The role of genomic DNA methylation in the risk and progression of urothelial carcinoma of the bladder

• Autores: Salman Muhammad Tajuddin
• Directores de la Tesis: Núria Malats Riera (dir. tes.), Andre Filipe Santos Amaral (dir. tes.)
• Lectura: En la Universidad Autónoma de Madrid ( España ) en 2013
• Idioma: inglés
• Tribunal Calificador de la Tesis: Fernando Rodríguez Artalejo (presid.), Mario Fernández Fraga (secret.), Mariangela Mancini (voc.), Yves Allory (voc.), Víctor Moreno Aguado (voc.)
• Materias:
  • Ciencias médicas
    • Patología
      • Oncología
• Enlaces
  • Tesis en acceso abierto en: Biblos-e Archivo
• Resumen

  • Urothelial carcinoma of the bladder (UCB) is one of the most common cancer types in the developed world, especially in men. Established risk factors for UCB are tobacco smoking, occupational and exposure to aromatic amines, and environmental exposure to arsenic. Recently, 12 genetic variants have been reported to be associated with UCB, among them those in NAT2 and GSTM1; these genes modify the risk conferred by smoking. DNA methylation plays an important role in cellular differentiation and growth, and altered methylation levels in cancer tissues are a hallmark of the disease. Both regional and global DNA methylation changes have been observed in UCB tissue. DNA methylation levels may be influenced by genetic and environmental factors but are poorly characterized. Thus, the objectives of this thesis are to identify predictors of genomic DNA methylation measured at LINE-1 and D4Z4 repeat sequences in granulocyte DNA; to investigate the association between genomic DNA methylation and the risk and progression of UCB, and; to identify modifiers of these associations.

    In this thesis, methylation levels in bisulfite-treated granulocyte DNA were determined by pyrosequencing at LINE-1 (952 cases and 892 controls) and D4Z4 (707 cases and 718 controls) repeats from subjects of the Spanish Bladder Cancer/EPICURO Study. Data on sociodemographic characteristics, smoking, trace elements, single nucleotide polymorphisms (SNPs) in 24 one-carbon metabolism pathway genes, clinicopathological, and follow-up data was considered in the analyses. Multivariable robust linear regression, logistic regression and Cox proportional hazards regression were used to identify potential predictors of genomic DNA methylation, assess its association with risk, and determine its prognostic potential in UCB, respectively.
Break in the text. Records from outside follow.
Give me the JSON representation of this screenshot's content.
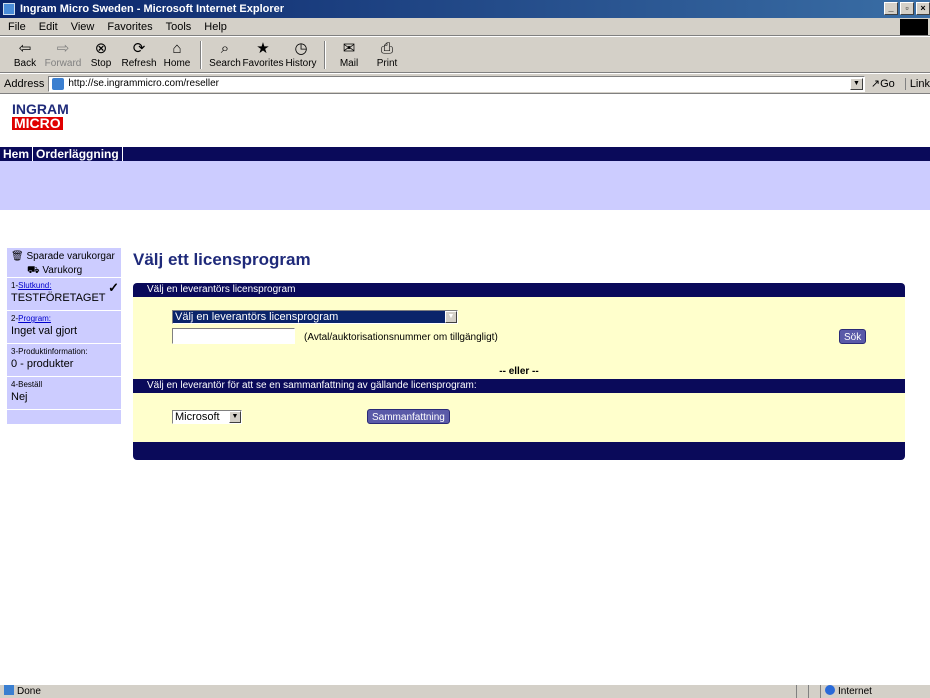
{
  "window": {
    "title": "Ingram Micro Sweden - Microsoft Internet Explorer"
  },
  "menu": [
    "File",
    "Edit",
    "View",
    "Favorites",
    "Tools",
    "Help"
  ],
  "toolbar": [
    {
      "label": "Back",
      "icon": "back-arrow-icon",
      "disabled": false
    },
    {
      "label": "Forward",
      "icon": "forward-arrow-icon",
      "disabled": true
    },
    {
      "label": "Stop",
      "icon": "stop-icon",
      "disabled": false
    },
    {
      "label": "Refresh",
      "icon": "refresh-icon",
      "disabled": false
    },
    {
      "label": "Home",
      "icon": "home-icon",
      "disabled": false
    },
    {
      "label": "Search",
      "icon": "search-icon",
      "disabled": false
    },
    {
      "label": "Favorites",
      "icon": "favorites-icon",
      "disabled": false
    },
    {
      "label": "History",
      "icon": "history-icon",
      "disabled": false
    },
    {
      "label": "Mail",
      "icon": "mail-icon",
      "disabled": false
    },
    {
      "label": "Print",
      "icon": "print-icon",
      "disabled": false
    }
  ],
  "address": {
    "label": "Address",
    "url": "http://se.ingrammicro.com/reseller",
    "go": "Go",
    "links": "Link"
  },
  "logo": {
    "line1": "INGRAM",
    "line2": "MICRO"
  },
  "nav": [
    "Hem",
    "Orderläggning"
  ],
  "sidebar": {
    "saved_carts": "Sparade varukorgar",
    "cart": "Varukorg",
    "steps": [
      {
        "num": "1-",
        "label": "Slutkund:",
        "value": "TESTFÖRETAGET",
        "checked": true
      },
      {
        "num": "2-",
        "label": "Program:",
        "value": "Inget val gjort",
        "checked": false
      },
      {
        "num": "3-",
        "label": "Produktinformation:",
        "value": "0 - produkter",
        "checked": false
      },
      {
        "num": "4-",
        "label": "Beställ",
        "value": "Nej",
        "checked": false
      }
    ]
  },
  "main": {
    "title": "Välj ett licensprogram",
    "section1_header": "Välj en leverantörs licensprogram",
    "select1_value": "Välj en leverantörs licensprogram",
    "agreement_input_value": "",
    "agreement_hint": "(Avtal/auktorisationsnummer om tillgängligt)",
    "search_button": "Sök",
    "or_label": "-- eller --",
    "section2_header": "Välj en leverantör för att se en sammanfattning av gällande licensprogram:",
    "vendor_select_value": "Microsoft",
    "summary_button": "Sammanfattning"
  },
  "status": {
    "text": "Done",
    "zone": "Internet"
  }
}
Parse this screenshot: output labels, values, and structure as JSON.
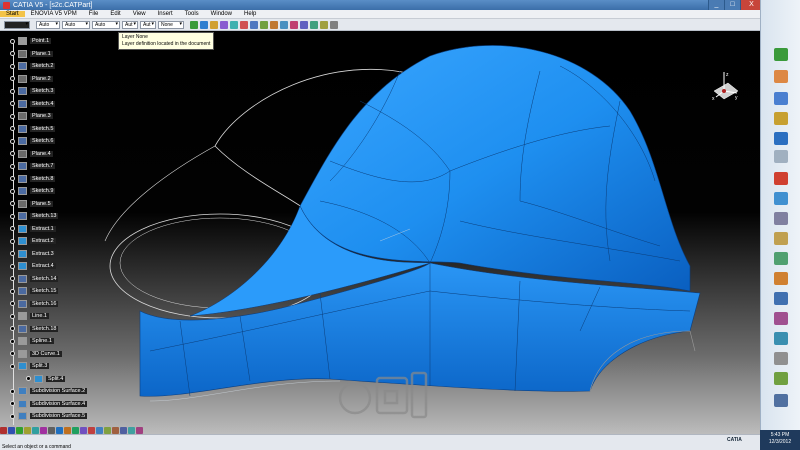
{
  "window": {
    "title": "CATIA V5 - [s2c.CATPart]",
    "buttons": {
      "minimize": "_",
      "maximize": "□",
      "close": "X"
    }
  },
  "menubar": {
    "items": [
      "Start",
      "ENOVIA V5 VPM",
      "File",
      "Edit",
      "View",
      "Insert",
      "Tools",
      "Window",
      "Help"
    ]
  },
  "toolbar": {
    "selects": [
      "Auto",
      "Auto",
      "Auto",
      "Aut",
      "Aut",
      "None"
    ]
  },
  "tooltip": {
    "line1": "Layer None",
    "line2": "Layer definition located in the document"
  },
  "tree": {
    "items": [
      "Point.1",
      "Plane.1",
      "Sketch.2",
      "Plane.2",
      "Sketch.3",
      "Sketch.4",
      "Plane.3",
      "Sketch.5",
      "Sketch.6",
      "Plane.4",
      "Sketch.7",
      "Sketch.8",
      "Sketch.9",
      "Plane.5",
      "Sketch.13",
      "Extract.1",
      "Extract.2",
      "Extract.3",
      "Extract.4",
      "Sketch.14",
      "Sketch.15",
      "Sketch.16",
      "Line.1",
      "Sketch.18",
      "Spline.1",
      "3D Curve.1",
      "Split.3",
      "Split.4",
      "Subdivision Surface.2",
      "Subdivision Surface.4",
      "Subdivision Surface.5"
    ]
  },
  "compass": {
    "x": "x",
    "y": "y",
    "z": "z"
  },
  "status": {
    "prompt": "Select an object or a command"
  },
  "tray": {
    "time": "5:43 PM",
    "date": "12/3/2012"
  },
  "brand": {
    "logo_text": "CATIA"
  },
  "colors": {
    "surface": "#1e8ff0",
    "surface_dark": "#0a5fc0",
    "background_top": "#000000",
    "background_bottom": "#bcbcbc"
  }
}
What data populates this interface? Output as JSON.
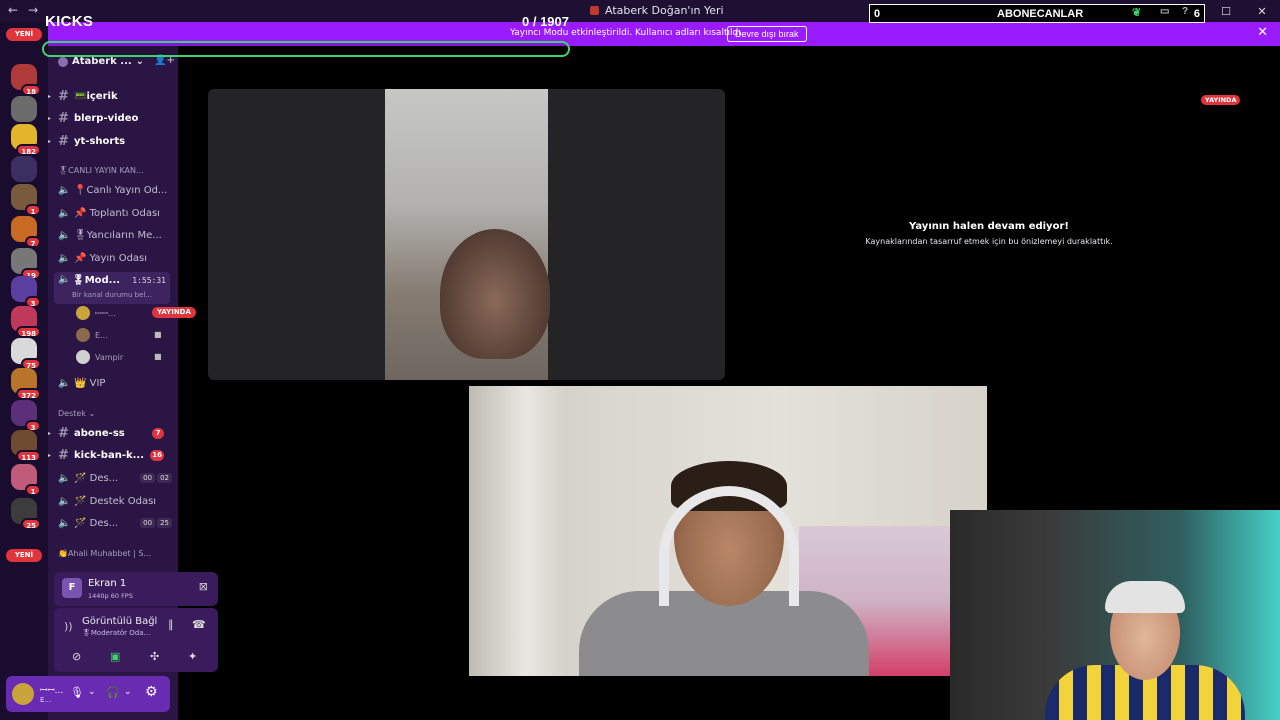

Likelihood ratio test was used to compare the models with and without the multiplicative interaction term and estimate the interaction p-value.

    LINE-1 methylation levels were associated with sex, tobacco type, arsenic, iron, and nickel, and seven genetic variants in one-carbon metabolism pathway genes (DNMT3Ars7581217, AS3MT-rs7085104, MTHFS-rs1380642, SLC19A1-rs914238, and rs9621049, rs9606756, rs4820887 in TCN2). D4Z4 methylation levels were associated with sex, tobacco type, and selenium. LINE-1 methylation showed a U-shaped association with risk of UCB. Both the lowest and highest tertiles were associated with increased risk of UCB when compared to the middle tertile. This association was modified by five SNPs in the PEMT gene. Individuals with 8 D4Z4 methylation levels above or equal to the median had a slightly increased risk of UCB.

    D4Z4 hypermethylation was associated with significantly increased risk of low-grade nonmuscle- invasive bladder cancer overexpressing FGFR3. The overall risk conferred by D4Z4 hypermethylation was significantly modified by iron, manganese, and zinc, and FOLH1- rs11040387. LINE-1 methylation and D4Z4 methylation levels were not associated with individual outcomes of UCB.

    In summary, personal characteristics, environmental factors and common genetic polymorphisms in one-carbon metabolism pathway genes were associated with genomic DNA methylation. Genomic DNA methylation was associated with increased risk of UCB, and this risk was modified by trace elements and genetic polymorphisms. These results show the potential of genomic DNA methylation as a biomarker of susceptibility to UCB. Further studies in larger populations are required to confirm these findings.